Biographical details: George Barber was born in Georgetown, Guyana and went to St Martins and The Slade. His compilation "The Greatest Hits Of Scratch Video" is internationally known and has been featured in many galleries and festivals across the world. His two contributions to the tape, 'Absence of Satan' and ' Yes Frank No Smoke' are still screened regularly and are important in the history of British Video Art. He has had an installation at Tate Britain 2006 entitled 'Automotive Action Painting' (funded by Film & Video Umbrella) and shows of his video sculptures, 'The Long Commute' at Jack the Pelican Presents Gallery Brooklyn, New York 2007. He has also been part of numerous programmes at Tate Modern and had retrospectives at the ICA, New York Film & Video Festival and recently at La Rochelle Festival, France. He has been written about by Paul Morley. Mike O'Pray and Gareth Evans, the Time Out & Vertigo magazine critic. LUX is releasing a DVD compilation of his work, soon to be available world wide in all gallery book shops. Film & Video Umbrella have released a monograph. Seventeen Gallery and Anthony Wilkinson have also shown his work.
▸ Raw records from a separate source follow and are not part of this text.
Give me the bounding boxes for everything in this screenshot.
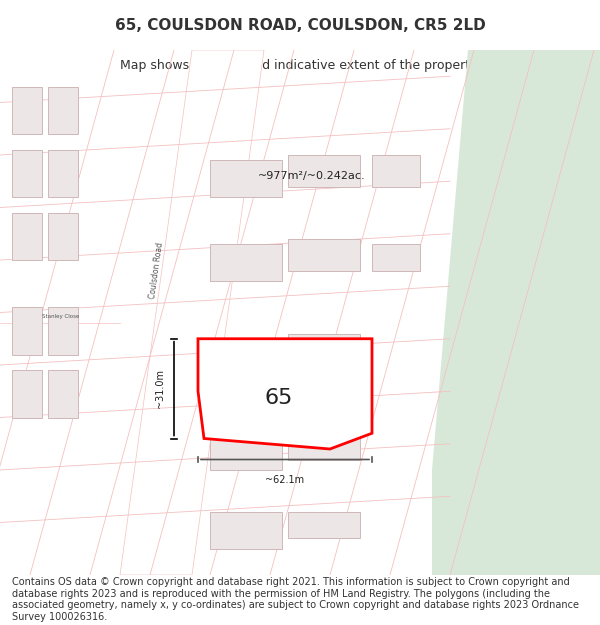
Text: Map shows position and indicative extent of the property.: Map shows position and indicative extent… (120, 59, 480, 71)
FancyBboxPatch shape (12, 87, 42, 134)
FancyBboxPatch shape (48, 370, 78, 418)
Text: Coulsdon Road: Coulsdon Road (148, 242, 164, 299)
FancyBboxPatch shape (210, 244, 282, 281)
Text: 65, COULSDON ROAD, COULSDON, CR5 2LD: 65, COULSDON ROAD, COULSDON, CR5 2LD (115, 18, 485, 32)
FancyBboxPatch shape (48, 150, 78, 197)
FancyBboxPatch shape (48, 87, 78, 134)
FancyBboxPatch shape (288, 239, 360, 271)
FancyBboxPatch shape (210, 512, 282, 549)
FancyBboxPatch shape (12, 308, 42, 354)
FancyBboxPatch shape (288, 428, 360, 459)
FancyBboxPatch shape (12, 370, 42, 418)
Text: ~977m²/~0.242ac.: ~977m²/~0.242ac. (258, 171, 366, 181)
FancyBboxPatch shape (12, 213, 42, 260)
FancyBboxPatch shape (210, 160, 282, 197)
FancyBboxPatch shape (288, 512, 360, 538)
FancyBboxPatch shape (48, 213, 78, 260)
Text: ~31.0m: ~31.0m (155, 369, 165, 408)
FancyBboxPatch shape (12, 150, 42, 197)
Text: 65: 65 (265, 388, 293, 408)
FancyBboxPatch shape (372, 244, 420, 271)
FancyBboxPatch shape (210, 339, 282, 376)
Polygon shape (432, 50, 600, 575)
FancyBboxPatch shape (210, 433, 282, 470)
FancyBboxPatch shape (288, 334, 360, 365)
Text: Contains OS data © Crown copyright and database right 2021. This information is : Contains OS data © Crown copyright and d… (12, 578, 579, 622)
FancyBboxPatch shape (372, 155, 420, 186)
FancyBboxPatch shape (48, 308, 78, 354)
Polygon shape (120, 50, 264, 575)
Polygon shape (198, 339, 372, 449)
FancyBboxPatch shape (288, 155, 360, 186)
Text: ~62.1m: ~62.1m (265, 475, 305, 485)
Text: Stanley Close: Stanley Close (42, 314, 79, 319)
Barber is eclectic, his ideas varied. Narrative and found footage seem to be at the centre of much of his work, either deconstructing it or trying as an artist to evolve an approach that is contradictory to the maker's original intention. Barber's skills as a writer have led him to produce many lyrical works too, including 'Walking Off Court' and 'Withdrawal' and various monologues like 'I Was Once In A Shit Show' and 'Refusing Potatoes'. His recent work, 'Following Your Heart" and "Losing Faith" goes back to using off-air adverts and tv films, mostly American. The central conceit is to take found footage and manipulate it into a new artistic experience. The ingredients of television are inverted and put to new purposes.
He has also produced a number of 'conceptual works, like "Automotive Action Painting" and "Shouting Match" or "Beyond Language" which reference early video art yet are contemporary too. "Automotive Action Painting" won First Prize at the 24th Hamburg International Short Film Festival in June 2008.